There's always a 'but'.
While much has been said on the mutual benefits that boomerang employees offer, it's not a given that all of them will prove a great catch. Naturally, organisations will be wary of taking on boomerangs if their record at their last workplace wasn't positive. At the same time, not all of them stand to gain from welcoming boomerangs. Thani Al Zaffin, director general and board member at emaratech, notes that, as a software house, the company deals with new technologies and requires new skills constantly. "Bringing in boomerang employees, therefore, does not necessarily bring in the expertise of the latest technologies available in the market. On the contrary, it may involve extensive training to bring him/her up to speed, while breaking formerly entrenched habits and processes."
"Every boomerang employee is different," he continues. "But, generally, it is about balancing the weight of the boomerang's flight risk and the psychological spin of their return to your workforce versus the very quantifiable advantages of bringing back a team member whose skills, training, and work ethic are already known to you."
The flight risk and psychological impact of such returns are questions that every organisation has to ask, agrees Noriel Banes, who has worked as a recruitment officer for the last three years with an engineering consultancy in Dubai. "Companies have to consider that if employees left once, they could well do so again. There are also cases where boomerangs actually cause conflict within departments, as existing employees may feel like their desires for growth are going unrecognised while returning employees are hired at higher positions."
How are these dilemmas to be sorted out? "Go back to the boomerang's exit interview," says Noriel. "That way, you'd know the reasons for why the employee left: was it for growth?

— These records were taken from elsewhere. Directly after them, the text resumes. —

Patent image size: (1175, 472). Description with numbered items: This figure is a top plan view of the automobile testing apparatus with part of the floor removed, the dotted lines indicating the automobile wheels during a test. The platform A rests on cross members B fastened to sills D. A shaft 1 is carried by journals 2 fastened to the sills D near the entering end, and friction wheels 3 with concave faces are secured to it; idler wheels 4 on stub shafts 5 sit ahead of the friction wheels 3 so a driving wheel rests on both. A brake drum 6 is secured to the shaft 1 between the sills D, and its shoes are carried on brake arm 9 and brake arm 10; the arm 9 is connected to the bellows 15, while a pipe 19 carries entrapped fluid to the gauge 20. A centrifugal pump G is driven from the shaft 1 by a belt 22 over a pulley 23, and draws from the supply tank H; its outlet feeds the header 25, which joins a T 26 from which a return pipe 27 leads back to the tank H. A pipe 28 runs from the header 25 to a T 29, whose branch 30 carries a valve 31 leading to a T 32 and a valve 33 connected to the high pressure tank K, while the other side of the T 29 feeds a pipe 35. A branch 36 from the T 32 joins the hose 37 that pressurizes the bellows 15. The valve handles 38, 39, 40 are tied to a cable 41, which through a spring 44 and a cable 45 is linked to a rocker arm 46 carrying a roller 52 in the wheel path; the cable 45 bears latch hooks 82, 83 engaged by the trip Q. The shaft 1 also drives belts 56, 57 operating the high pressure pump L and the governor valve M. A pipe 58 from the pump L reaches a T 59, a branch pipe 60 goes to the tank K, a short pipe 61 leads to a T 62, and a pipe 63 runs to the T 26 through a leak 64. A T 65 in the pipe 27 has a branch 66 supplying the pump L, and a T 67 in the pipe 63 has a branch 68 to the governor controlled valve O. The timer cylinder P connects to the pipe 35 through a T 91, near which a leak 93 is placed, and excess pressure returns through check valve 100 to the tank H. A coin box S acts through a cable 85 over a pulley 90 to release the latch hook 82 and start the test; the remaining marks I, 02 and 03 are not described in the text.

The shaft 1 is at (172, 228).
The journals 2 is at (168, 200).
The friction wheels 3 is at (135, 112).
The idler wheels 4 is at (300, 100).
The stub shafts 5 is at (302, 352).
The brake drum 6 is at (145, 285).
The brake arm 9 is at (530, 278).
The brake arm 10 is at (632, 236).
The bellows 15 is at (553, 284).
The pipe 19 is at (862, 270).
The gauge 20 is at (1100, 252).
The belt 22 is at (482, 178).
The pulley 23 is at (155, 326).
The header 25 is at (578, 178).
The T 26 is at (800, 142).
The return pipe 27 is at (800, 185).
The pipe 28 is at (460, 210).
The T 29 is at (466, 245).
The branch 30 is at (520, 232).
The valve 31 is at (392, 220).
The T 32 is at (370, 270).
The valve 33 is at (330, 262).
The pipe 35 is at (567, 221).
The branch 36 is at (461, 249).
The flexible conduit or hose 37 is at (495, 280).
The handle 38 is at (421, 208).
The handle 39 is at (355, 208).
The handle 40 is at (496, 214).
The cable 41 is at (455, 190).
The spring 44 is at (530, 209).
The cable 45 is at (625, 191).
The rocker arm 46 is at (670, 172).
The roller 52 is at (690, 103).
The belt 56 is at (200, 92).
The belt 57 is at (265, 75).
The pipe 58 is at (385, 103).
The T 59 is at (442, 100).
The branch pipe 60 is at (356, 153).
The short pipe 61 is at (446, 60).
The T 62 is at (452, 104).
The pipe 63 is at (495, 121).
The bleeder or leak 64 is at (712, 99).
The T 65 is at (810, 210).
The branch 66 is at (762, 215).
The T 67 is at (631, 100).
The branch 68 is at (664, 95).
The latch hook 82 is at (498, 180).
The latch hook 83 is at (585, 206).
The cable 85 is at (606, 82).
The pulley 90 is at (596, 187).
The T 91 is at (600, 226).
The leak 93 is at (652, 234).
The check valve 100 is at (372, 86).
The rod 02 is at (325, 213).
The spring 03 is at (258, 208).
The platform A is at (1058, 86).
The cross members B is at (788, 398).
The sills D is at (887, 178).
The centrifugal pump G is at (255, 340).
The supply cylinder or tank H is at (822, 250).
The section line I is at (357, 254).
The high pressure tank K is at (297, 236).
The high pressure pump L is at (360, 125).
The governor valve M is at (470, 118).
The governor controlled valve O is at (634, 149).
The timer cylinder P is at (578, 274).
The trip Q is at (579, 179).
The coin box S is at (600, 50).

Were there unresolved issues when they left? The exit interview is a great tool by which you can ascertain whether a potential boomerang should be rehired or not."
What boomerang employees should keep in mind
Take every opportunity to improve yourself upon your return. Companies today are increasingly asking for dynamic employees, so it always helps to attend trainings and develop yourself through certification.
2. Continue to innovate. Returning employees run the risk of falling into familiar routines or doing things 'as they used to'. Strive to break the mould.
3. Make sure you're not just acquiring new skills for yourself - but also expanding your network.
- Courtesy: Noriel Banes, recruitment officer
Planning to quit?
If you're thinking of putting in your papers, Lisa Welsh has a few words of advice to ensure you'll always be welcomed back:
1. Be honest about your reasons for leaving.
2. Don't burn your bridges.
3. Involve your employers early on in the decision-making process to see if there are mutually beneficial options to consider.
4. Do a good enough job while you're at the company that they would want you to come back in the end.